The Flapping Sail.

On a windy day when I hear a flapping flag or something I can’t help but think of early cliff launches at Cromer.

The flapping sail was an integral part of glider design and pilots used to use this as an airspeed indicator. The more you pulled in the more the sail flapped. Imagine the sound of a cigarette card on bicycle spokes x 10 and you will get the idea. Often the sound could be heard on the beach.
At each end of the flight range there was ‘no flap‘ (you were stalled) and ‘flapping like buggery’ (you were in a dive).
Paul Whitely used to amply demonstrate both ends of this scale when he was in ‘acrobatic mode’.
We used to watch open mouthed as Paul would nose up until a full-blown stall developed and then he would fall into a steep dive. The sail would actually collapse and be nothing more then a flapping fluttering sheet. We would all be holding our breath while Paul plummeted towards the ground. Then, just in time, the wing would miraculously recover and Paul would climb up and do it all again, giving us watchers hardly enough time to catch our breath.

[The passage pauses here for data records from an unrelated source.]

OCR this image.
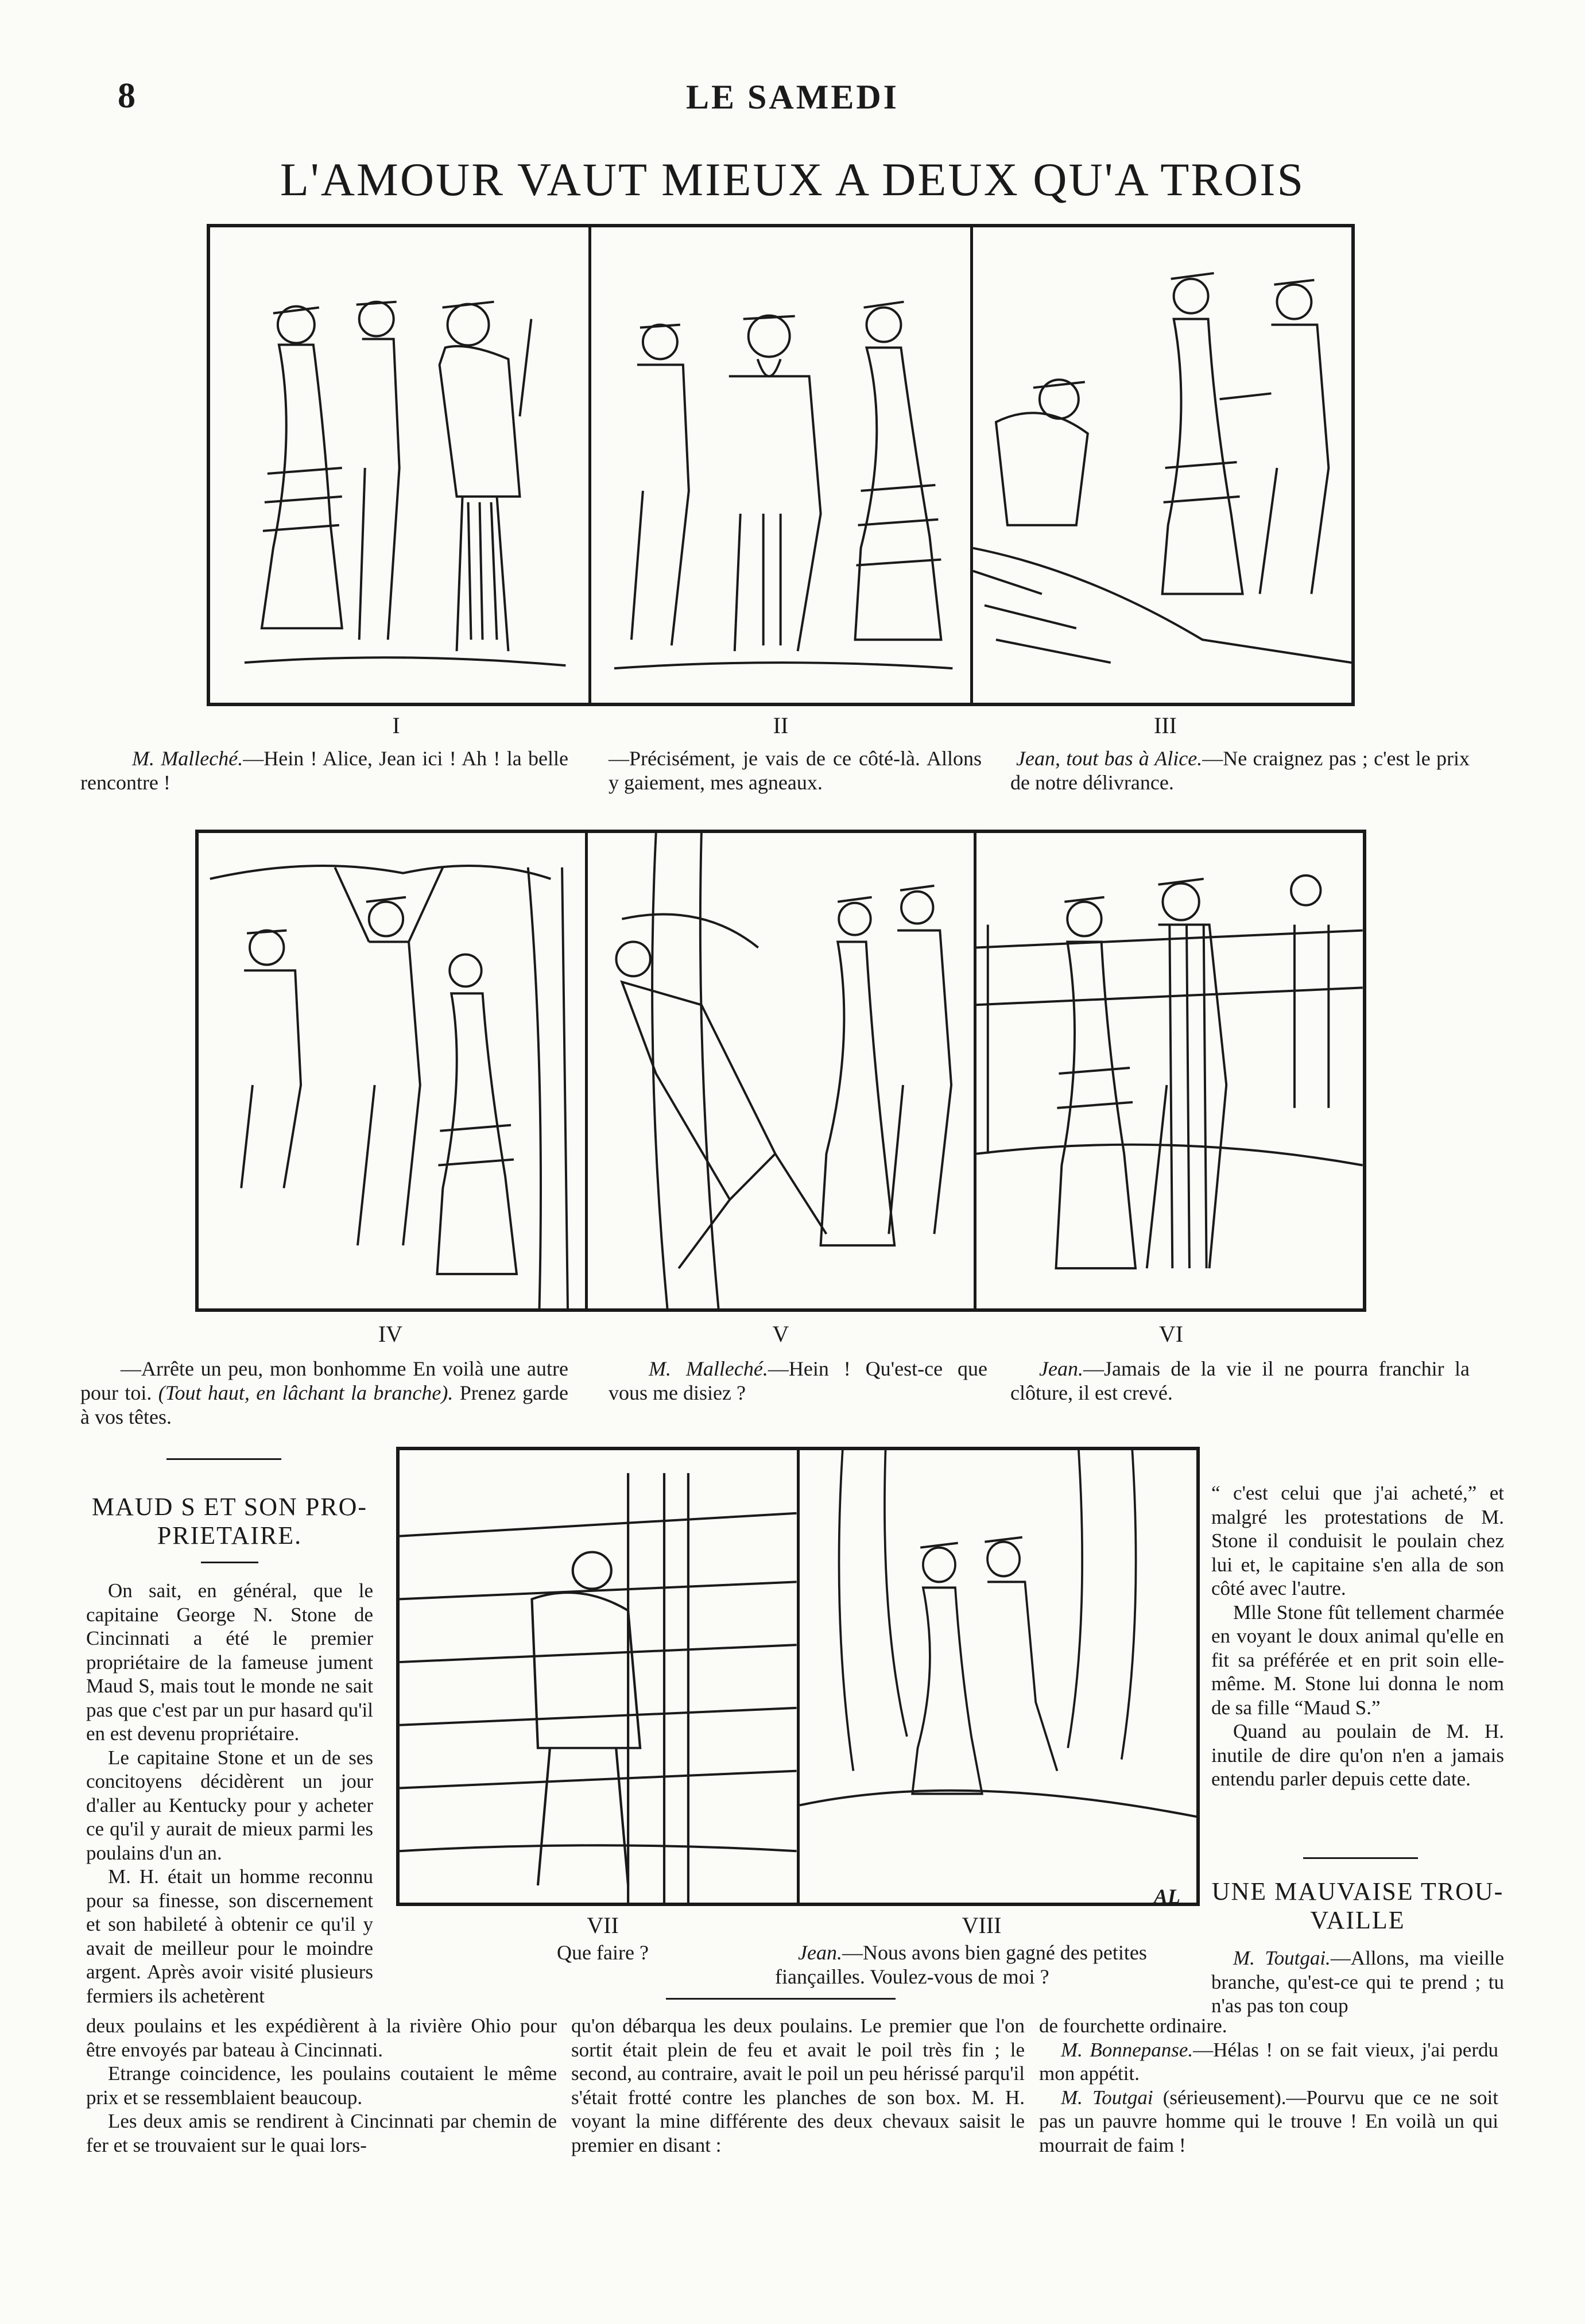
8	LE SAMEDI
L'AMOUR VAUT MIEUX A DEUX QU'A TROIS
I	II	III
M. Malleché.—Hein ! Alice, Jean ici ! Ah ! la belle rencontre !
—Précisément, je vais de ce côté-là. Allons y gaiement, mes agneaux.
Jean, tout bas à Alice.—Ne craignez pas ; c'est le prix de notre délivrance.
IV	V	VI
—Arrête un peu, mon bonhomme En voilà une autre pour toi. (Tout haut, en lâchant la branche). Prenez garde à vos têtes.
M. Malleché.—Hein ! Qu'est-ce que vous me disiez ?
Jean.—Jamais de la vie il ne pourra franchir la clôture, il est crevé.
AL
VII	VIII
Que faire ?	Jean.—Nous avons bien gagné des petites fiançailles. Voulez-vous de moi ?
MAUD S ET SON PRO-PRIETAIRE.

On sait, en général, que le capitaine George N. Stone de Cincinnati a été le premier propriétaire de la fameuse jument Maud S, mais tout le monde ne sait pas que c'est par un pur hasard qu'il en est devenu propriétaire.

Le capitaine Stone et un de ses concitoyens décidèrent un jour d'aller au Kentucky pour y acheter ce qu'il y aurait de mieux parmi les poulains d'un an.

M. H. était un homme reconnu pour sa finesse, son discernement et son habileté à obtenir ce qu'il y avait de meilleur pour le moindre argent. Après avoir visité plusieurs fermiers ils achetèrent

deux poulains et les expédièrent à la rivière Ohio pour être envoyés par bateau à Cincinnati.

Etrange coincidence, les poulains coutaient le même prix et se ressemblaient beaucoup.

Les deux amis se rendirent à Cincinnati par chemin de fer et se trouvaient sur le quai lors-

qu'on débarqua les deux poulains. Le premier que l'on sortit était plein de feu et avait le poil très fin ; le second, au contraire, avait le poil un peu hérissé parqu'il s'était frotté contre les planches de son box. M. H. voyant la mine différente des deux chevaux saisit le premier en disant :

“ c'est celui que j'ai acheté,” et malgré les protestations de M. Stone il conduisit le poulain chez lui et, le capitaine s'en alla de son côté avec l'autre.

Mlle Stone fût tellement charmée en voyant le doux animal qu'elle en fit sa préférée et en prit soin elle-même. M. Stone lui donna le nom de sa fille “Maud S.”

Quand au poulain de M. H. inutile de dire qu'on n'en a jamais entendu parler depuis cette date.

UNE MAUVAISE TROU-VAILLE

M. Toutgai.—Allons, ma vieille branche, qu'est-ce qui te prend ; tu n'as pas ton coup

de fourchette ordinaire.

M. Bonnepanse.—Hélas ! on se fait vieux, j'ai perdu mon appétit.

M. Toutgai (sérieusement).—Pourvu que ce ne soit pas un pauvre homme qui le trouve ! En voilà un qui mourrait de faim !
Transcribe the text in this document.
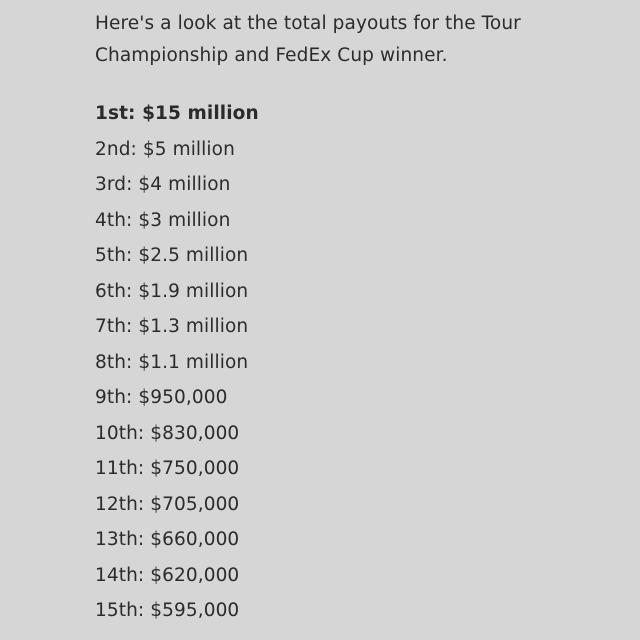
Here's a look at the total payouts for the Tour
Championship and FedEx Cup winner.

1st: $15 million
2nd: $5 million
3rd: $4 million
4th: $3 million
5th: $2.5 million
6th: $1.9 million
7th: $1.3 million
8th: $1.1 million
9th: $950,000
10th: $830,000
11th: $750,000
12th: $705,000
13th: $660,000
14th: $620,000
15th: $595,000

These gliders had no tip struts, no luff lines, no reflexed battens or sweep+washout to stabilise the dive. Instead the sail was always tight at the front and flappy at the back. As the sail flapped it killed lift at the back, the faster you went the more lift was killed, eventually stabilising a dive.

That’s right dive recovery on these early gliders was down to a flapping sail. Don’t you just love ’70s hang gliding?